Made in USA powraca. Amerykańskie fabryki walczą o pracowników

Amerykańskie fabryki znowu pracują pełną parą, a producenci starają się znaleźć pracowników. Jak szacują eksperci tempo zatrudniania w USA osiąga poziom niewidziany od dziesięcioleci.

Wrześniowy raport o zatrudnieniu pokazał, że amerykańscy producenci zatrudnili kolejnych 22 000 pracowników we wrześniu, zwiększając tym samym zatrudnienie o prawie 500 000 w ciągu ostatnich 12 miesięcy.
Prawie 13 milionów pracowników zatrudnionych w amerykańskich fabrykach stanowi największą siłę roboczą w branży od czasu Wielkiej Recesji, która kilkanaście lat temu spowodowała spadek zatrudnienia w sektorze.
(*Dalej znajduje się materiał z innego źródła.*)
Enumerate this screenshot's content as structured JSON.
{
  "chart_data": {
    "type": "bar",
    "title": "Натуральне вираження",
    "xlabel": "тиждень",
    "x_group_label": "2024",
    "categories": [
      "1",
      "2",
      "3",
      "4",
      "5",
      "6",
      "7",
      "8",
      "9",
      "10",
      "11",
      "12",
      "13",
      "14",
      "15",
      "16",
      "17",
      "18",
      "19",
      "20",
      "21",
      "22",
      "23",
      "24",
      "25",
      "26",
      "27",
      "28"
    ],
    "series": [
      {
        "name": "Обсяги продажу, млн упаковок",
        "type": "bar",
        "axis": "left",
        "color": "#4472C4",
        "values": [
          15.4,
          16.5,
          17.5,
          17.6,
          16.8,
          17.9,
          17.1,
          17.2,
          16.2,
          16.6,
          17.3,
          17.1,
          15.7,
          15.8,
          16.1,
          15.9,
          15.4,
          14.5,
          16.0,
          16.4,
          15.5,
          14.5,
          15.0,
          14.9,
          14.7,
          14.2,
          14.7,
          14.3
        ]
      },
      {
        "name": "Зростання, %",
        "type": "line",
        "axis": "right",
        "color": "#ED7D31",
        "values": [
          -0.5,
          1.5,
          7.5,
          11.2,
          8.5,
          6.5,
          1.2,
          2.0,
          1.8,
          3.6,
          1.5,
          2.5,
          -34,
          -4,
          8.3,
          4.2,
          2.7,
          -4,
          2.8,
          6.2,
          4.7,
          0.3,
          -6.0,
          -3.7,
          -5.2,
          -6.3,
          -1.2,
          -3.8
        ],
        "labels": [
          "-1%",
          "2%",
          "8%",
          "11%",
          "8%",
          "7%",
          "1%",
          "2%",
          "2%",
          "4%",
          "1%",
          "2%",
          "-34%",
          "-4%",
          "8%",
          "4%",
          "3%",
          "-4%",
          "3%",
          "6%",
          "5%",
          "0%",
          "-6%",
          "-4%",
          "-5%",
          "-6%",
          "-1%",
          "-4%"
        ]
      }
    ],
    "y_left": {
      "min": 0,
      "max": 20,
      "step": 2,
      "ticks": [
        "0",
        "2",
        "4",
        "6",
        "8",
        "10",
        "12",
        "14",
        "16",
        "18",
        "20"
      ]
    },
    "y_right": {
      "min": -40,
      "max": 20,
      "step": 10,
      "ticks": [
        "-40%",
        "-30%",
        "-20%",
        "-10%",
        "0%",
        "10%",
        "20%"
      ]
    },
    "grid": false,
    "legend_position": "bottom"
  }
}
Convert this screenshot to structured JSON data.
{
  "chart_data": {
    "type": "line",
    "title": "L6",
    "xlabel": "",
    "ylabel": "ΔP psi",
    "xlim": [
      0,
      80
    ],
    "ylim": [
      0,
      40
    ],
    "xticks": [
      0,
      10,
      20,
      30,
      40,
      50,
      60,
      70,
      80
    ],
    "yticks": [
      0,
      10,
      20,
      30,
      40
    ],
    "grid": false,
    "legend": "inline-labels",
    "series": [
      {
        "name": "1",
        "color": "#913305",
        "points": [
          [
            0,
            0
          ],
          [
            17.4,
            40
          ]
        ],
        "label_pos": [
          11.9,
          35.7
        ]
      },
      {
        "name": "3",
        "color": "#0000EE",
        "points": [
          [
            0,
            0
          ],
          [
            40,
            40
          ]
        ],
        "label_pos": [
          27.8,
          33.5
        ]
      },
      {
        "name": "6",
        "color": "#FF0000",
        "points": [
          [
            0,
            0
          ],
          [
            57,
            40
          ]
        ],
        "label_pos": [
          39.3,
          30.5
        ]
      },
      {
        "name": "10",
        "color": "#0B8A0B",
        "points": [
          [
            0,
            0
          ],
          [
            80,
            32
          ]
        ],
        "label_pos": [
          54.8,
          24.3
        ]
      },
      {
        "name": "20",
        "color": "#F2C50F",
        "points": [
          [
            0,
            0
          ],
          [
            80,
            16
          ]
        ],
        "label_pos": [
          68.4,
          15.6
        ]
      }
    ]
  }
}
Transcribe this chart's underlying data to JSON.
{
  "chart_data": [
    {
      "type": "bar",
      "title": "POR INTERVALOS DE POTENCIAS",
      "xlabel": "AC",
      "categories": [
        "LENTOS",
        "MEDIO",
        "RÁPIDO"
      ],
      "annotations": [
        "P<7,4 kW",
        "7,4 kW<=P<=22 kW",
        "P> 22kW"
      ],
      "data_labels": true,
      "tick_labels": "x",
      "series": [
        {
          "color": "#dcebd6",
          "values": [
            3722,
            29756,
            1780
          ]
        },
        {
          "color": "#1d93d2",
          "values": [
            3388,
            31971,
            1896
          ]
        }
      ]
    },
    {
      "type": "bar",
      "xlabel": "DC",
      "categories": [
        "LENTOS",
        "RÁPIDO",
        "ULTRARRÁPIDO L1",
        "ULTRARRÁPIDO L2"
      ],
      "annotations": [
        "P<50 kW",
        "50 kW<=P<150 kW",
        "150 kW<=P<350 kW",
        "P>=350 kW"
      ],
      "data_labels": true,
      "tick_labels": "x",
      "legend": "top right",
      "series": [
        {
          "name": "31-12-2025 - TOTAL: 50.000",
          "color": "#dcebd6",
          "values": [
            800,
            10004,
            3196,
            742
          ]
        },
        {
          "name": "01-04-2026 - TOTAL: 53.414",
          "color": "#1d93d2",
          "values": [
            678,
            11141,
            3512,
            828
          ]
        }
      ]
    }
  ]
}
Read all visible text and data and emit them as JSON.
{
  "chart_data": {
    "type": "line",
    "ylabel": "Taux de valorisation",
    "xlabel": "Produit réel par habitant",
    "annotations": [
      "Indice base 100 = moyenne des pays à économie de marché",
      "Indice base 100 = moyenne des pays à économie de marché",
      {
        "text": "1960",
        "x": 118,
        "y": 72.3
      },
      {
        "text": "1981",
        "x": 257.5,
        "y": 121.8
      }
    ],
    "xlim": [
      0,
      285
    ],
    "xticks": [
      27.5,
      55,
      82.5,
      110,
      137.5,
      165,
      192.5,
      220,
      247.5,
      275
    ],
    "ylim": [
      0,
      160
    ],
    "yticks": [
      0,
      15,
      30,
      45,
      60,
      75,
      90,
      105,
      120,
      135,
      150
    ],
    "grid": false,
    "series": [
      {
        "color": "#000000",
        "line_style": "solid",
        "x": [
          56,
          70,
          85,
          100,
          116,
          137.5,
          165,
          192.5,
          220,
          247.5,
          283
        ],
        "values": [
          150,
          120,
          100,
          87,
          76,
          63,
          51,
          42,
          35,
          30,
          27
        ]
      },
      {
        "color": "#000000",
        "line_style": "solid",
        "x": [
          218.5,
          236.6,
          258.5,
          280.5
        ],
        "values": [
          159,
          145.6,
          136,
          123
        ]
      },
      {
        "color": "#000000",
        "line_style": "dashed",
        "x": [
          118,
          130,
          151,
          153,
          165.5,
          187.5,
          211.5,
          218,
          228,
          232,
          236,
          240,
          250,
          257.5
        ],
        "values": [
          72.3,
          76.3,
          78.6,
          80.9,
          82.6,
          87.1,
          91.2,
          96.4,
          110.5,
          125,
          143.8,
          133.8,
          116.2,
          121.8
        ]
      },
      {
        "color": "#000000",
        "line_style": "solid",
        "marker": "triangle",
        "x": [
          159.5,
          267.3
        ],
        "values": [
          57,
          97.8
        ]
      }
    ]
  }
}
Zatrudnienie w przemyśle wytwórczym rośnie w tempie około 4% rocznie, co jest najszybszym trwałym tempem wzrostu od 1984 r., kiedy to sektor miał ponad dwukrotnie większy udział zatrudnieniu.
Pracodawcy twierdzą, że teraz starają się wypełnić powstałe luki w zatrudnieniu. Sektor przemysłowy, przez większą część ubiegłego roku, miał około 800 000 wakatów.
Ponieważ łańcuchy dostaw powodują problemy w całej globalnej gospodarce, wiele amerykańskich firm, które były zależne od zagranicznych dostawców, koncentruje się na źródłach części i towarów znacznie bliżej domu.
Zazwyczaj miejsca pracy w fabrykach i produkcja odczuwają skutki spowolnienia gospodarczego, tak jak miało to miejsce podczas Wielkiej Recesji. Ale nawet przy rosnących obecnie obawach przed recesją, eksperci branżowi nie spodziewają się, że będzie to tylko chwilowa koniunktura. 
Eksperci twierdzą, że jednym z największych problemów, z jakimi borykają się producenci w przyciąganiu pracowników, jest ich postrzeganie charakteru pracy.
„Często patrzymy na obrazy produkcji i widzimy latające iskry i środowisko spawalnicze, a być może jest trochę obskurne, ciemne. Ale ogólnie rzecz biorąc, nasze dzisiejsze miejsca pracy w produkcji są zaawansowane technologicznie”- twierdzi Eric Esoda, dyrektor generalny organizacji non-profit świadczącej usługi konsultingowe i szkoleniowe dla małych i średnich producentów w północno-wschodniej Pensylwanii.
Obecnie mniej niż 10% miejsc pracy w sektorze prywatnym znajduje się w przemyśle wytwórczym, w porównaniu z ponad 40% pod koniec II wojny światowej. Ale nadal jest to kluczowy sektor gospodarki, który płaci znacznie lepiej niż wiele innych. Departament Pracy informuje, że średnia tygodniowa płaca w produkcji wynosi 1 250 USD lub 65 000 USD rocznie - o 11% więcej niż w sektorze prywatnym ogółem i 81% więcej niż w handlu detalicznym.